GENERAL SERVICES ADMINISTRATION

[Notice-ID-2016-02; Docket No: 2016-0002; Sequence No. 28]


Privacy Act of 1974; System of Records

AGENCY: Office of the Deputy Chief Information Officer, General 
Services Administration, GSA.

ACTION: Notice of a new system of records.

-----------------------------------------------------------------------

SUMMARY: GSA proposes a new government-wide system of records subject 
to the Privacy Act of 1974.

DATES: The system of records notice is effective upon its publication 
in today's Federal Register, with the exception of the routine uses 
which are effective April 3, 2017. Comments on the routine uses or 
other aspects of the system of records notice must be submitted by 
April 3, 2017.

ADDRESSES: Submit comments identified by ``Notice-ID-2016-02, Notice of 
New System of Records'' by any of the following methods:
     Regulations.gov: https://www.regulations.gov. Submit 
comments via the Federal eRulemaking portal by searching for Notice-ID-
2016-02, Notice of New System of Records. Select the link ``Comment 
Now'' that corresponds with ``Notice-ID-2016-02, Notice of New System 
of Records. Follow the instructions provided on the screen. Please 
include your name, company name (if any), and ``Notice-ID-2016-02, 
Notice of New System of Records'' on your attached document.
     Mail: General Services Administration, Regulatory 
Secretariat Division (MVCB), 1800 F Street NW., Washington, DC 20405. 
ATTN: Ms. Flowers/Notice-ID-2016-02, Notice of New System of Records.
    Instructions: Comments received generally will be posted without 
change to https://www.regulations.gov, including any personal and/or 
business confidential information provided. To confirm receipt of your 
comment(s), please check www.regulations.gov, approximately two to 
three days after submission to verify posting (except allow 30 days for 
posting of comments submitted by mail).

FOR FURTHER INFORMATION CONTACT: Call or email the GSA Chief Privacy 
Officer at telephone 202-322-8246, or email gsa.privacyact@gsa.gov.
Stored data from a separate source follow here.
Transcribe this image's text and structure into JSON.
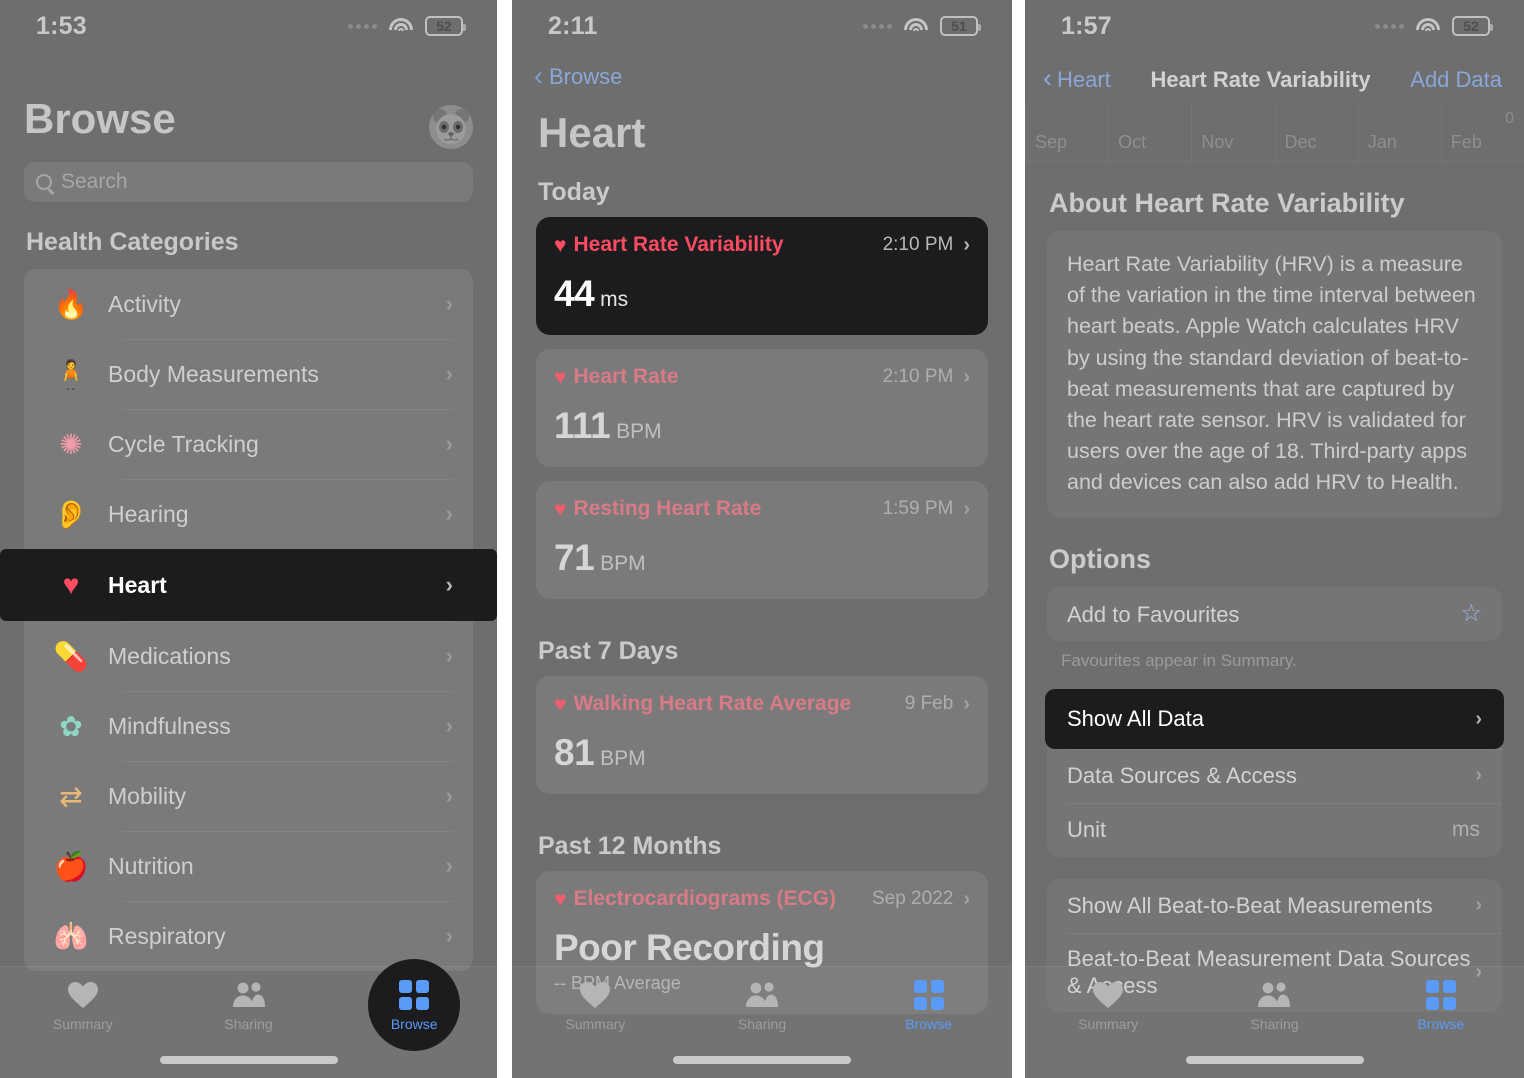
{
  "panels": {
    "browse": {
      "status": {
        "time": "1:53",
        "battery": "52",
        "wifi_icon": "wifi-icon",
        "signal_icon": "cellular-dots-icon"
      },
      "title": "Browse",
      "avatar_icon": "panda-avatar-icon",
      "search": {
        "placeholder": "Search",
        "icon": "search-icon"
      },
      "section_header": "Health Categories",
      "categories": [
        {
          "label": "Activity",
          "icon": "flame-icon",
          "glyph": "🔥",
          "color": "#e8a07a",
          "highlighted": false
        },
        {
          "label": "Body Measurements",
          "icon": "body-icon",
          "glyph": "🧍",
          "color": "#a98fe0",
          "highlighted": false
        },
        {
          "label": "Cycle Tracking",
          "icon": "cycle-icon",
          "glyph": "✺",
          "color": "#f09ba8",
          "highlighted": false
        },
        {
          "label": "Hearing",
          "icon": "ear-icon",
          "glyph": "👂",
          "color": "#7fa6e8",
          "highlighted": false
        },
        {
          "label": "Heart",
          "icon": "heart-icon",
          "glyph": "♥",
          "color": "#fc4b62",
          "highlighted": true
        },
        {
          "label": "Medications",
          "icon": "pills-icon",
          "glyph": "💊",
          "color": "#a8cbe8",
          "highlighted": false
        },
        {
          "label": "Mindfulness",
          "icon": "brain-icon",
          "glyph": "✿",
          "color": "#8fd6c4",
          "highlighted": false
        },
        {
          "label": "Mobility",
          "icon": "arrows-icon",
          "glyph": "⇄",
          "color": "#e8b878",
          "highlighted": false
        },
        {
          "label": "Nutrition",
          "icon": "apple-icon",
          "glyph": "🍎",
          "color": "#8fd67a",
          "highlighted": false
        },
        {
          "label": "Respiratory",
          "icon": "lungs-icon",
          "glyph": "🫁",
          "color": "#a8cbe8",
          "highlighted": false
        }
      ],
      "chevron": "›"
    },
    "heart": {
      "status": {
        "time": "2:11",
        "battery": "51"
      },
      "back_label": "Browse",
      "back_icon": "chevron-left-icon",
      "title": "Heart",
      "groups": [
        {
          "header": "Today",
          "items": [
            {
              "name": "Heart Rate Variability",
              "time": "2:10 PM",
              "value": "44",
              "unit": "ms",
              "sub": "",
              "highlighted": true,
              "icon": "heart-icon"
            },
            {
              "name": "Heart Rate",
              "time": "2:10 PM",
              "value": "111",
              "unit": "BPM",
              "sub": "",
              "highlighted": false,
              "icon": "heart-icon"
            },
            {
              "name": "Resting Heart Rate",
              "time": "1:59 PM",
              "value": "71",
              "unit": "BPM",
              "sub": "",
              "highlighted": false,
              "icon": "heart-icon"
            }
          ]
        },
        {
          "header": "Past 7 Days",
          "items": [
            {
              "name": "Walking Heart Rate Average",
              "time": "9 Feb",
              "value": "81",
              "unit": "BPM",
              "sub": "",
              "highlighted": false,
              "icon": "heart-icon"
            }
          ]
        },
        {
          "header": "Past 12 Months",
          "items": [
            {
              "name": "Electrocardiograms (ECG)",
              "time": "Sep 2022",
              "value": "Poor Recording",
              "unit": "",
              "sub": "-- BPM Average",
              "highlighted": false,
              "icon": "heart-icon"
            }
          ]
        }
      ]
    },
    "hrv": {
      "status": {
        "time": "1:57",
        "battery": "52"
      },
      "back_label": "Heart",
      "back_icon": "chevron-left-icon",
      "nav_title": "Heart Rate Variability",
      "action_label": "Add Data",
      "chart_axis_months": [
        "Sep",
        "Oct",
        "Nov",
        "Dec",
        "Jan",
        "Feb"
      ],
      "chart_zero_label": "0",
      "about_header": "About Heart Rate Variability",
      "about_body": "Heart Rate Variability (HRV) is a measure of the variation in the time interval between heart beats. Apple Watch calculates HRV by using the standard deviation of beat-to-beat measurements that are captured by the heart rate sensor. HRV is validated for users over the age of 18. Third-party apps and devices can also add HRV to Health.",
      "options_header": "Options",
      "favourites": {
        "label": "Add to Favourites",
        "icon": "star-icon",
        "note": "Favourites appear in Summary."
      },
      "option_group_1": [
        {
          "label": "Show All Data",
          "value": "",
          "accessory": "chevron",
          "highlighted": true
        },
        {
          "label": "Data Sources & Access",
          "value": "",
          "accessory": "chevron",
          "highlighted": false
        },
        {
          "label": "Unit",
          "value": "ms",
          "accessory": "value",
          "highlighted": false
        }
      ],
      "option_group_2": [
        {
          "label": "Show All Beat-to-Beat Measurements",
          "value": "",
          "accessory": "chevron",
          "highlighted": false
        },
        {
          "label": "Beat-to-Beat Measurement Data Sources & Access",
          "value": "",
          "accessory": "chevron",
          "highlighted": false
        }
      ]
    }
  },
  "tabbar": {
    "tabs": [
      {
        "label": "Summary",
        "icon": "heart-filled-icon",
        "active": false
      },
      {
        "label": "Sharing",
        "icon": "people-icon",
        "active": false
      },
      {
        "label": "Browse",
        "icon": "grid-icon",
        "active": true
      }
    ]
  },
  "colors": {
    "accent_blue": "#5b9bf8",
    "heart_red": "#fc4b62",
    "spotlight_bg": "#1c1c1e",
    "dim_bg": "#6e6e6e"
  }
}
SUPPLEMENTARY INFORMATION:  GSA proposes to establish a new government-
wide system of records subject to the Privacy Act of 1974, 5 U.S.C. 
552a. Pursuant to Section 5 of the Digital Accountability and 
Transparency Act (DATA Act), Public Law 113-101, the Office of 
Management and Budget (OMB), in collaboration with the Chief 
Acquisition Officers Council, Department of Health and Human Services 
(HHS) and GSA, is engaged in a multifaceted effort that aims to reduce 
reporting burden, standardize processes, and reduce costs for Federal 
awardees. OMB is providing strategic leadership for the procurement 
pilot and collaborating with GSA and the Chief Acquisition Officers 
Council for implementation. The objectives of the Section 5 procurement 
pilot focus are to:
     Identify recommendations in the National Dialogue for 
further review
     Develop a central reporting portal prototype and 
collection tool for FAR required reports, and
     Test the portal by centrally collecting select FAR 
required reports that are currently reported across the Federal 
government, beginning with collection of reports required under FAR 
22.406-6.

The goal is to allow contractors doing business with the Federal 
Government to submit FAR required reports to one central location in an 
efficient and effective manner rather than multiple locations and to 
each contracting officer (CO).
    As part of this collaboration, GSA is developing and will operate 
the Federal Acquisition Regulation (FAR) Data Collection System. The 
system allows prime contractors and subcontractors (``submitters''), 
performing work on federal contract awards to enter and certify various 
reports required by the FAR. The system is intended to decrease the 
reporting burden on submitters and prior to full adoption the system 
will be used in a pilot to measure and demonstrate that burden 
reduction.
    Submitters will use the system to report data on their applicable 
awards. Each awarding agency will access the data provided pursuant to 
its award(s) and share it internally as required and

[[Page 12353]]

provided by law. Each agency is responsible for the collection and use 
of data pertaining to the submitters. GSA is the system owner and 
operator.
    OMB and GSA will use ongoing feedback from pilot participants, and 
modify the pilot reporting tool as necessary; and will analyze the 
feedback on pilot and other relevant information to determine expansion 
to other FAR required reports.

Richard Speidel,
Chief Privacy Officer, Office of the Deputy Chief Information Officer, 
General Services Administration.
SYSTEM NUMBER

GSA/GOVT-10

SYSTEM NAME:
    Federal Acquisition Regulation (FAR) Data Collection System.

SECURITY CLASSIFICATION:
    Unclassified.

SYSTEM LOCATION:
    The General Services Administration's (GSA) Federal Acquisition 
Service (FAS) owns the FAR Data Collection System, which is housed in 
secure datacenters in the continental United States. Each agency that 
makes awards has custody of the records pertaining to its own 
contracts. Contact the system manager for additional information.

SYSTEM MANAGER:
    Integrated Award Environment Assistant Commissioner, Office of 
Integrated Award Environment, Federal Acquisition Service, General 
Services Administration, 1800 F Street NW., Washington, DC 20405.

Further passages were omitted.